Firstly, we don’t claim that data must make up the remaining gap, and we certainly are not claiming it explains capabilities improvements more broadly. We try to be pretty precise about the definition of algorithmic progress under the CEG framework, which is specifically computed using loss rather than downstream performance metrics (I agree, the relationship between these is not straightforward or well understood). We say explicitly that the CEG framework cannot capture a lot of important innovations for performance and efficiency (instruction fine-tuning, constitutional AI, parallelism, etc.). We also show highly counterintuitive, undesirable properties of the CEG framework which makes interpretation quite difficult.
Speaking for myself and not my coauthors here: It’s flattering you think our results are too good, though I’m not sure that was the intent of your comment :) I think the results would be interesting even if we over/undershot existing estimates by 10x. We find two important results, which are true regardless of our estimates’ alignment with the literature: scale seems to be necessary for much of the perceived algorithmic gains, and scale-dependence makes the framework for measuring these gains behave strangely. Those two facts are worth considering in their own right, and are true for even modest differences in scaling exponents across architectures. It is reaffirming that we recover so much of the other estimates, but strictly speaking, we could have found way more or way less, and our results would still raise important points.

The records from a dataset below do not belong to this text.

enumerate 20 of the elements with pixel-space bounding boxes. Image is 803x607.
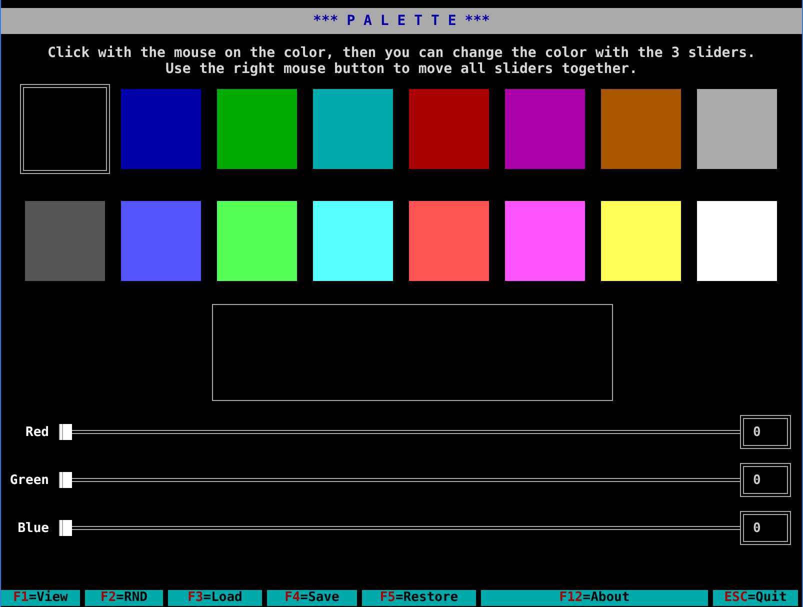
- instruction-text: Click with the mouse on the color, then you can change the color with the 3 sliders.: [47, 45, 756, 61]
- slider-label: Blue: [16, 520, 49, 536]
- function-key[interactable]: F1=View: [1, 590, 80, 606]
- value-field[interactable]: 0: [740, 415, 791, 449]
- function-key[interactable]: F3=Load: [168, 590, 262, 606]
- slider-label: Green: [8, 472, 49, 488]
- value-field[interactable]: 0: [740, 463, 791, 497]
- slider-label: Red: [24, 424, 49, 440]
- function-key[interactable]: F12=About: [481, 590, 708, 606]
- slider-thumb[interactable]: [59, 520, 72, 536]
- function-key[interactable]: F2=RND: [85, 590, 163, 606]
- function-key[interactable]: ESC=Quit: [713, 590, 798, 606]
- window-title: *** P A L E T T E ***: [312, 13, 490, 29]
- color-swatch[interactable]: [20, 84, 110, 174]
- slider-thumb[interactable]: [59, 424, 72, 440]
- function-key[interactable]: F5=Restore: [362, 590, 476, 606]
- value-field[interactable]: 0: [740, 511, 791, 545]
- slider-thumb[interactable]: [59, 472, 72, 488]
- instruction-text: Use the right mouse button to move all sliders together.: [165, 61, 638, 77]
- function-key[interactable]: F4=Save: [267, 590, 357, 606]
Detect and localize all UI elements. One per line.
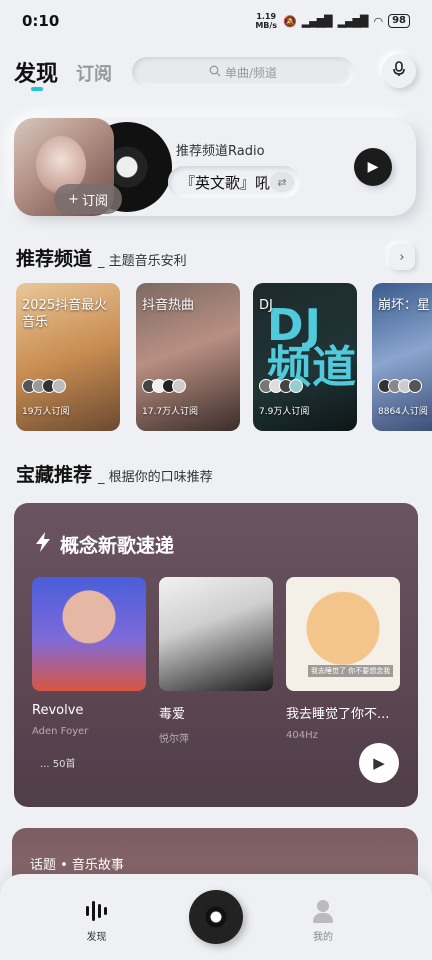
channel-card[interactable]: 抖音热曲 17.7万人订阅 [136,283,240,431]
subscriber-avatars [142,379,186,393]
switch-icon[interactable]: ⇄ [270,172,294,192]
now-playing-disc[interactable] [189,890,243,944]
bottom-nav: 发现 我的 [0,874,432,960]
mute-icon: 🔕 [283,14,297,28]
song-item[interactable]: 我去睡觉了 你不要想念我 我去睡觉了你不... 404Hz [286,577,400,741]
chevron-right-icon: › [399,249,405,265]
status-bar: 0:10 1.19 MB/s 🔕 ▂▄▆█ ▂▄▆█ ◠ 98 [0,0,432,42]
channel-card[interactable]: DJ 频道 DJ 7.9万人订阅 [253,283,357,431]
subscriber-avatars [22,379,66,393]
section-heading: 推荐频道 _ 主题音乐安利 [16,248,187,270]
tab-discover[interactable]: 发现 [14,56,58,88]
radio-title: 推荐频道Radio [176,144,265,159]
play-icon: ▶ [367,159,379,175]
status-time: 0:10 [22,12,60,30]
subscriber-avatars [259,379,303,393]
nav-discover[interactable]: 发现 [86,900,107,943]
subscriber-avatars [378,379,422,393]
header: 发现 订阅 单曲/频道 [0,50,432,96]
album-cover [159,577,273,691]
cover-caption: 我去睡觉了 你不要想念我 [308,665,394,677]
search-input[interactable]: 单曲/频道 [132,57,354,87]
radio-artwork: + 订阅 [14,118,174,216]
plus-icon: + [68,191,79,207]
channel-card[interactable]: 2025抖音最火音乐 19万人订阅 [16,283,120,431]
signal-icon: ▂▄▆█ [337,14,369,28]
new-songs-card[interactable]: 概念新歌速递 Revolve Aden Foyer 毒爱 悦尔萍 我去睡觉了 你… [14,503,418,807]
card-title: 概念新歌速递 [34,531,174,558]
song-item[interactable]: Revolve Aden Foyer [32,577,146,737]
topic-label: 话题 • 音乐故事 [30,858,124,873]
subscribe-button[interactable]: + 订阅 [54,184,122,214]
status-icons: 1.19 MB/s 🔕 ▂▄▆█ ▂▄▆█ ◠ 98 [255,12,410,30]
search-placeholder: 单曲/频道 [224,65,278,80]
search-icon [209,65,221,80]
play-icon: ▶ [373,754,385,772]
channel-art-text: DJ 频道 [267,300,357,393]
lightning-icon [34,531,52,558]
song-count: ... 50首 [40,759,76,770]
song-item[interactable]: 毒爱 悦尔萍 [159,577,273,745]
channel-card[interactable]: 崩坏：星 8864人订阅 [372,283,432,431]
channel-list: 2025抖音最火音乐 19万人订阅 抖音热曲 17.7万人订阅 DJ 频道 DJ… [16,283,432,433]
equalizer-icon [86,900,107,922]
battery-icon: 98 [388,14,410,28]
tab-subscribe[interactable]: 订阅 [76,60,112,86]
more-channels-button[interactable]: › [389,244,415,270]
voice-search-button[interactable] [382,54,416,88]
microphone-icon [392,61,406,81]
album-cover: 我去睡觉了 你不要想念我 [286,577,400,691]
album-cover [32,577,146,691]
active-tab-indicator [31,87,43,91]
net-speed: 1.19 MB/s [255,12,278,30]
radio-card[interactable]: + 订阅 推荐频道Radio 『英文歌』吼 ⇄ ▶ [14,118,416,216]
person-icon [312,900,334,923]
nav-me[interactable]: 我的 [312,900,334,943]
play-button[interactable]: ▶ [354,148,392,186]
section-heading: 宝藏推荐 _ 根据你的口味推荐 [16,464,213,486]
signal-icon: ▂▄▆█ [301,14,333,28]
wifi-icon: ◠ [373,14,383,28]
play-all-button[interactable]: ▶ [359,743,399,783]
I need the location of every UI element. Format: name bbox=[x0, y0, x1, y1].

Lastly, I think our results don’t point to “better data has made all the difference.” It really points to “a lot of new, specific things lead to a lot of new, specific differences in capabilities, and it’s hard to count those up using the same units.” I think that’s a really important (and difficult) direction for further research, which may shed light on how important data has been!
Thanks, I’ll edit the post to note I misinterpreted the paper.